Моя жизнь протекает как обычно: заботы, поддержание очага, борьба со стихией. Жуки поели настурции, которые я бережно растила из семян. Пришло время сбора нападавших яблок. Они лежат вперемешку с замёрзшими мышиными тушками, добычей нашего кота. Сколько ни сгребай листву, земля становится жёлто-бурой к утру, будто никто тут никогда и не жил. Последнее время ветры вносят полный хаос, газон усыпан сломанными ветвями и похож на перекопанное кладбище деревьев. Холодная ранняя осень нагрянула, и теперь кажется, что мы проведём остаток жизни на дне истлевающего лиственного моря.
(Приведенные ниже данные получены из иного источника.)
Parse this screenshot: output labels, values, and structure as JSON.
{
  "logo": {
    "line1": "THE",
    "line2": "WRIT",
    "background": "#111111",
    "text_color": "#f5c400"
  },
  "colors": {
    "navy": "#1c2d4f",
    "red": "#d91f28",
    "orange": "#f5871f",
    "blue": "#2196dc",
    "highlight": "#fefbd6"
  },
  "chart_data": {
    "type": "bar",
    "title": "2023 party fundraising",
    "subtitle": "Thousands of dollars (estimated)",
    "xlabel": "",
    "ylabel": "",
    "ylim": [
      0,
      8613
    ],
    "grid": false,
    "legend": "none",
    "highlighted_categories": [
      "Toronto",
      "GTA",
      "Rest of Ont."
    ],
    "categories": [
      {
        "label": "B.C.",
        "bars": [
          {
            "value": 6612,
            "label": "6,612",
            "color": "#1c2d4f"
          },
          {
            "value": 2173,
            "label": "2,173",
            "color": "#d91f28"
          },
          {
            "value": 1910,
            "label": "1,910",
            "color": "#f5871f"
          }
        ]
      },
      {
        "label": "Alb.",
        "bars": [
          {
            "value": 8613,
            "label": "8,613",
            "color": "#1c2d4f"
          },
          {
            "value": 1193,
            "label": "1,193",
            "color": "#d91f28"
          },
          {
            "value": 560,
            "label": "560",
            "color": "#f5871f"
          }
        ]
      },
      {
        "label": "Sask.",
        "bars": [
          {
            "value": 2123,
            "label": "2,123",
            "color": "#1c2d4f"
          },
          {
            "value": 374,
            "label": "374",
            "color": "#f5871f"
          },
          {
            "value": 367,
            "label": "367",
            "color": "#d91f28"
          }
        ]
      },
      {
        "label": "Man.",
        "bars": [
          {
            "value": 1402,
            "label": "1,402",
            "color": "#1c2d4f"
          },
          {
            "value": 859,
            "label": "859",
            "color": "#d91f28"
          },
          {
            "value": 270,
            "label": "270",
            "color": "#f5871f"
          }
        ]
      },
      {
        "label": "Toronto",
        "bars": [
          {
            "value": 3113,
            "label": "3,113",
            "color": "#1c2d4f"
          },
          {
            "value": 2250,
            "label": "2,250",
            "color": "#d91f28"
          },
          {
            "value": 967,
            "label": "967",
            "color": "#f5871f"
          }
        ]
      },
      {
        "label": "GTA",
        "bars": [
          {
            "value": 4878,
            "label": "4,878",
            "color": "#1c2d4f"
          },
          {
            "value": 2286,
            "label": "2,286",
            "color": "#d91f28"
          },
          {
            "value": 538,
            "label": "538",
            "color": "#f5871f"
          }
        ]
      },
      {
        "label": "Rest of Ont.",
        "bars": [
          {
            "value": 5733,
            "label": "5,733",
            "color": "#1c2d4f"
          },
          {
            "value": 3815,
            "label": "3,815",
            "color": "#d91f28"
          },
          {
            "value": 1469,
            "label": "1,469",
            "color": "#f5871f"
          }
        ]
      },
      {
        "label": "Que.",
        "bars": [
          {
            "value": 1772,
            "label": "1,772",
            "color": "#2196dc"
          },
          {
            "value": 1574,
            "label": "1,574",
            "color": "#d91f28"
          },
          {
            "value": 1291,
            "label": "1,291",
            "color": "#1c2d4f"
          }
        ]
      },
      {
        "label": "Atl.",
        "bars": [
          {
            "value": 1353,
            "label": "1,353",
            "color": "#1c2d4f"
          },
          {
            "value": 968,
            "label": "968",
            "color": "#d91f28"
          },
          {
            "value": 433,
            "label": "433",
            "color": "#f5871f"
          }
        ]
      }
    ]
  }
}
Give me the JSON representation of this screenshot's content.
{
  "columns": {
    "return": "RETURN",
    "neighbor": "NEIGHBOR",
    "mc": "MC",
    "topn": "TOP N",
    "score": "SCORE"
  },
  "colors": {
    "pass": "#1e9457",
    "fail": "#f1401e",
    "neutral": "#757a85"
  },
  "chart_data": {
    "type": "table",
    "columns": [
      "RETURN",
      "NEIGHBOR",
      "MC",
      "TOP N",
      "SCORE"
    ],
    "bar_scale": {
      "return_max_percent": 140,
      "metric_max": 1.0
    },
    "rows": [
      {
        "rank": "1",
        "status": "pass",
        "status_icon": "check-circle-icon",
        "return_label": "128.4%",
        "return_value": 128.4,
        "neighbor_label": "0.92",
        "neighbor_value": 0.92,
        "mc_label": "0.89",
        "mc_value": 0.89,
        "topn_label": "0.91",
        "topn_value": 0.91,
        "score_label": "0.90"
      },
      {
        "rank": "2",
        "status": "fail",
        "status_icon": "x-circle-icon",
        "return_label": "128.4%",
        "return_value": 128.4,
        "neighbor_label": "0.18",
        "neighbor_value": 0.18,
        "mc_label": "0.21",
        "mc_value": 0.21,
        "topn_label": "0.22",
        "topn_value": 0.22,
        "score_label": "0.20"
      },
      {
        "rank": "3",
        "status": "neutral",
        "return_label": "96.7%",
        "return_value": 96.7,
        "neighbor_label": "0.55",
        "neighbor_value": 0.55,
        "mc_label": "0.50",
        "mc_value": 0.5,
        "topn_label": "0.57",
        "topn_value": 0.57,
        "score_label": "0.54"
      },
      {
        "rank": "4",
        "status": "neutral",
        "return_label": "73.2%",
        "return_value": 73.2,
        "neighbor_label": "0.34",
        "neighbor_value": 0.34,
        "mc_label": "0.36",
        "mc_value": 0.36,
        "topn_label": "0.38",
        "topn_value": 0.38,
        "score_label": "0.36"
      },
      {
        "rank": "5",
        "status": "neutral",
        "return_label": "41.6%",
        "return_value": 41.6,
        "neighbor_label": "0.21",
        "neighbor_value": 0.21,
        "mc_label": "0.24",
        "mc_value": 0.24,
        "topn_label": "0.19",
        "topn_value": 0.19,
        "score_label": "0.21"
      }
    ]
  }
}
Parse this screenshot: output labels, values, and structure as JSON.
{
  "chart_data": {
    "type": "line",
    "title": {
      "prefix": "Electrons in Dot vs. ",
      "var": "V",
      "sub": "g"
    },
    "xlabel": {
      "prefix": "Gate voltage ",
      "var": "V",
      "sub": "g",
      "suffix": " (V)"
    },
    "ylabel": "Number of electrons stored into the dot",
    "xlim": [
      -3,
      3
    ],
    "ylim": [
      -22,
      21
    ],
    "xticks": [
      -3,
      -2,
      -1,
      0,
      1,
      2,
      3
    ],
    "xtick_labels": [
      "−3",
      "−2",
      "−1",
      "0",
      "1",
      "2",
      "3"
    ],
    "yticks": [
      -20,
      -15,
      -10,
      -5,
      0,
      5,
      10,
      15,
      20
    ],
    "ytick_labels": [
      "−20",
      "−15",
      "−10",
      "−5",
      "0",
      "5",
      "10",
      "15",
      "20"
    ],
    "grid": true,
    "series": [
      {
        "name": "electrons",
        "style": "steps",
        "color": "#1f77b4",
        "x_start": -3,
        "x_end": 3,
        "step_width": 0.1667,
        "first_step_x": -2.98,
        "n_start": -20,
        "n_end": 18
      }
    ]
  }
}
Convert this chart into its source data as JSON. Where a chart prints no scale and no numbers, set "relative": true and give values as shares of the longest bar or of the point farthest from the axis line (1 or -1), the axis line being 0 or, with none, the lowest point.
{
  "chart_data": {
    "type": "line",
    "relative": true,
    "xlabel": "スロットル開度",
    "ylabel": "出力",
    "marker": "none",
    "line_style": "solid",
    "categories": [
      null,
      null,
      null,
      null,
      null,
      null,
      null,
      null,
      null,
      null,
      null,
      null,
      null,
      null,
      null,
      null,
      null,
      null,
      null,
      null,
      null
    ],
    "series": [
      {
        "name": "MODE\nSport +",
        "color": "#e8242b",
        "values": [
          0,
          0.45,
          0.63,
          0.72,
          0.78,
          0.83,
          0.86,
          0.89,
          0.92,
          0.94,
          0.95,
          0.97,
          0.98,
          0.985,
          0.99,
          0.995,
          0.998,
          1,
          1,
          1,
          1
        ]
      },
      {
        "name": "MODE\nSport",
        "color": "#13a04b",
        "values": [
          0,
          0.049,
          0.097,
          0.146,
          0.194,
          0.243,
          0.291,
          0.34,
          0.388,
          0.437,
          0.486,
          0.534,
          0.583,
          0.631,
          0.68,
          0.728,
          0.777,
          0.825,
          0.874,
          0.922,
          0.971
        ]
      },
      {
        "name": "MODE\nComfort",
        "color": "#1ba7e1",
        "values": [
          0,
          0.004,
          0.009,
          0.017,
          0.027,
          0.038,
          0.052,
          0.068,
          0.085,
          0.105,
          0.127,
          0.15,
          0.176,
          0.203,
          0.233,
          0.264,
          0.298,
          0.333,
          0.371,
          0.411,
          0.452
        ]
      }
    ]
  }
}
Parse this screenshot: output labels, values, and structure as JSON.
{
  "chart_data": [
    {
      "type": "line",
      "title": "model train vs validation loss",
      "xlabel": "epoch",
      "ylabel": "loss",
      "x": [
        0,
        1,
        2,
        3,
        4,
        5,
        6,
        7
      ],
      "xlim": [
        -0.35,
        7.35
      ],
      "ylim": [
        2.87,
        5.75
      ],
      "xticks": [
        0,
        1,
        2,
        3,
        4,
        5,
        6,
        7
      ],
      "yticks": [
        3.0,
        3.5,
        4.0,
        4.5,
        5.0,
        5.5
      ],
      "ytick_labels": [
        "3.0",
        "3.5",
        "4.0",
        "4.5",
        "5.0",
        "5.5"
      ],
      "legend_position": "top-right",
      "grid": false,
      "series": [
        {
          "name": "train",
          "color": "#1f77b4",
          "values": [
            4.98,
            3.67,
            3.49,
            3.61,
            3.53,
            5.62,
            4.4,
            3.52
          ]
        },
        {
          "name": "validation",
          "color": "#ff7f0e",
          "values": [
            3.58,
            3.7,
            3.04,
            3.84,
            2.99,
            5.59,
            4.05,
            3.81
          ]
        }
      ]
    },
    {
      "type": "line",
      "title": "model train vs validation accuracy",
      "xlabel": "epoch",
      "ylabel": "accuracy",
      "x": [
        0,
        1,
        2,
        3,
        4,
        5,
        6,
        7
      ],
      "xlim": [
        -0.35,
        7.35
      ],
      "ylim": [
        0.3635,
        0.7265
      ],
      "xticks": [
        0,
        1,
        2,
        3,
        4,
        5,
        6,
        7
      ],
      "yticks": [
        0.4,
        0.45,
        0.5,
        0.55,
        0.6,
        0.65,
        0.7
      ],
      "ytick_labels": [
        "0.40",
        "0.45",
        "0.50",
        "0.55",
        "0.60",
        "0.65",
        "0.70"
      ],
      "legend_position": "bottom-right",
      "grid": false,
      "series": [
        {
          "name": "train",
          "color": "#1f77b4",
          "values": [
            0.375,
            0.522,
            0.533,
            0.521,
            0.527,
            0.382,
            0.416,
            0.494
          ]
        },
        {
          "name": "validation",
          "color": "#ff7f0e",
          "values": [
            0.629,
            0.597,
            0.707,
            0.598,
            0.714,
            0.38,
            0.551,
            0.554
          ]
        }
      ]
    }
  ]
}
Однако отъезд и побег от домашних забот никакого покоя не сулят: одевать детей, наскоро есть в придорожных кафетериях, переругиваться с мужем в машине по поводу семейного бюджета, сдерживать мочевой пузырь до последнего, съезжать с шоссе в незнакомые городки, спрашивать дорогу у местных жителей, заглядывать в их глаза, жалеть их за то, что у них такая жизнь, как и они, наверное, жалеют нас за нашу, лежать в ничьей постели в мотеле ночью с открытыми глазами, сквозь наглухо закрытые окна осязать запах стерильных поверхностей, мёртво-синего квадрата воды во дворе, слушать дыхание большой реки, несущей свои воды среди незримых тёмных холмов до самого конца, туда, где начинается бесконечность, где океан сливается с небом, тлеет восход и где не надо вставать утром и будить близких.

Ночь

Часа в четыре, когда уснули мысли о налогах, о подвигах, о доблестях, о сексе, возникнут в предрассветных городах и в отдалённых весях и поплывут невидимые волны. Они пройдут по сумрачным хайвеям и разобьются, как школьниками битые бутылки, только бесшумно. Бомжи зашевелятся и захрипят на рваных одеялах. Патруль очнётся в дремлющей машине, коснётся рации и кобуры. В «колониальном» доме, третьем с краю, постройки девятнадцатого года она во сне вздохнёт и улыбнётся, протянет руку: три часа, а через три часа, когда Pink Floyd взорвёт эфир на середине длинного аккорда — она проснётся и подарит день ещё двум-трём привычным подопечным, озябшим за ночь.

* * *

Отчаяние отходит слоями, кожурой печёного яблока. Вот тебе и семейная жизнь, оладьи, яблочный пирог, остывающий на скамье. Осень шелестит жестью. Пространство, разрезанное хайвеем, заваливается в Нью-Хемпшир. Дартмут – холодный кристалл — застыл посредине. Дитя неизвестное смотрит в свою жизнь из ниоткуда. А пока подайте алкашу на вечернее веселие. Верней, на заклание — подателю сего, того-сего, на трансатлантическом расстоянии. До первой метели, когда отчаяние завалит его всего.

* * *

Я её знаю давно, ещё до первого выбора, до шапочного разбора. Родное, родина, родинка. Вот мой дом, вот моя родина: стрелка, развилка. Чай остывает. Моросит. Спаси, Господи, раба твоего ото всего. Ей-богу, это не я — это судьба, переодетая контролёром в вагоне. Следующая станция — Скоротово.

Риголетто

Как там, опера? Нет, оперетта: ядовитый горбун в мешковине. Опереточный Риголетто перед залом скучающим стынет. Ему скучно влачиться без дочки, старику, к колокольне высокой и звонить о своей недотроге — о гордыне своей одинокой. Дочка чудная хочет на воздух, задыхаясь от пыльного света. Будь что будет, а что будет после: окончания нету в либретто. Он, горбун, жаждет герцога крови в полутьме, в подземелии тусклом. От реальной, сверкающей боли на полу театральные блёстки. Нету крови, лишь перхоть да копоть, бледный стон стариковской гордыни. Затерялись в подвале глубоком песни герцога, и рядом с ними: хлам родительский, копии писем — педантичная страсть каллиграфа. Под чернильной поверхностью спеси — водянистые призраки страха.